We’ve been using the phrase “se lo trajo” (brought it to him/her) in class. Even after a story about a waitress bringing food to clients, I felt that I needed more reps on the concept of double pronouns. I put a student in a chair at the front of the room and said we were going to play a game called, ¿Quién te la tiró? (Who threw it at you?). I showed the student that I had a soft nerf ball and had him close his eyes. I asked for a volunteer, gave her the ball, and she threw it at the student with his eyes closed. I asked the student to open his eyes and began questioning in Spanish something like this:
– Juan, Who threw it at you?
-Pedro threw it at me.
-Class, did Pedro throw it at him?
-No, Pedro didn’t throw it at you. Who threw it at you? . . . etc.

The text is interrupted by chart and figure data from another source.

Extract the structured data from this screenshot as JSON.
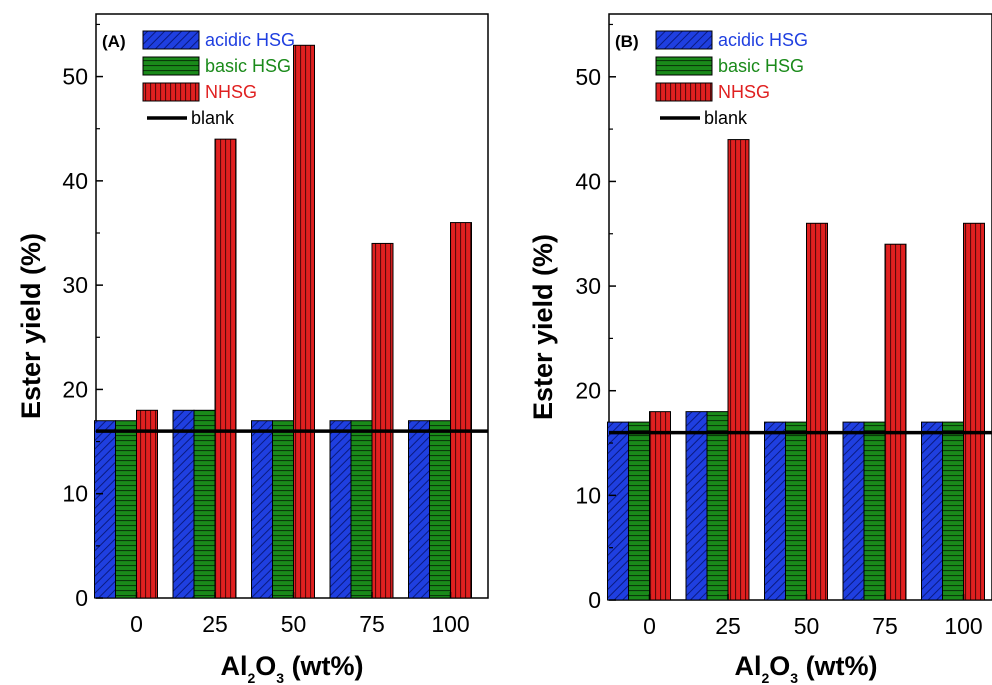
{
  "chart_data": [
    {
      "type": "bar",
      "panel_label": "(A)",
      "categories": [
        "0",
        "25",
        "50",
        "75",
        "100"
      ],
      "series": [
        {
          "name": "acidic HSG",
          "color": "#1f3fe0",
          "pattern": "diagonal-hatch",
          "values": [
            17,
            18,
            17,
            17,
            17
          ]
        },
        {
          "name": "basic HSG",
          "color": "#1a8a1a",
          "pattern": "horizontal-hatch",
          "values": [
            17,
            18,
            17,
            17,
            17
          ]
        },
        {
          "name": "NHSG",
          "color": "#e02020",
          "pattern": "vertical-hatch",
          "values": [
            18,
            44,
            53,
            34,
            36
          ]
        }
      ],
      "reference_line": {
        "name": "blank",
        "value": 16,
        "color": "#000000"
      },
      "xlabel": {
        "main": "Al",
        "sub1": "2",
        "mid": "O",
        "sub2": "3",
        "rest": " (wt%)"
      },
      "ylabel": "Ester yield (%)",
      "ylim": [
        0,
        56
      ],
      "yticks": [
        "0",
        "10",
        "20",
        "30",
        "40",
        "50"
      ],
      "legend_position": "top-left"
    },
    {
      "type": "bar",
      "panel_label": "(B)",
      "categories": [
        "0",
        "25",
        "50",
        "75",
        "100"
      ],
      "series": [
        {
          "name": "acidic HSG",
          "color": "#1f3fe0",
          "pattern": "diagonal-hatch",
          "values": [
            17,
            18,
            17,
            17,
            17
          ]
        },
        {
          "name": "basic HSG",
          "color": "#1a8a1a",
          "pattern": "horizontal-hatch",
          "values": [
            17,
            18,
            17,
            17,
            17
          ]
        },
        {
          "name": "NHSG",
          "color": "#e02020",
          "pattern": "vertical-hatch",
          "values": [
            18,
            44,
            36,
            34,
            36
          ]
        }
      ],
      "reference_line": {
        "name": "blank",
        "value": 16,
        "color": "#000000"
      },
      "xlabel": {
        "main": "Al",
        "sub1": "2",
        "mid": "O",
        "sub2": "3",
        "rest": " (wt%)"
      },
      "ylabel": "Ester yield (%)",
      "ylim": [
        0,
        56
      ],
      "yticks": [
        "0",
        "10",
        "20",
        "30",
        "40",
        "50"
      ],
      "legend_position": "top-left"
    }
  ]
}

It’s a simple (dumb?) idea that I thought might flop, but the students loved it and were quite engaged. I participated and tried to guess who threw it at me, and it was even more exciting for them to throw something at their teacher. Let me be very clear that we used a very soft nerf ball, and no one participated who didn’t volunteer.
You may not be currently working on similar structures, but there is a key idea here that I’ve discovered over the last few years. The personalization of structures does not have to always be question-answer, question-answer, question-answer. Throw in some off-the-wall activity, preferably with action/movement, and be sure to surround it with input.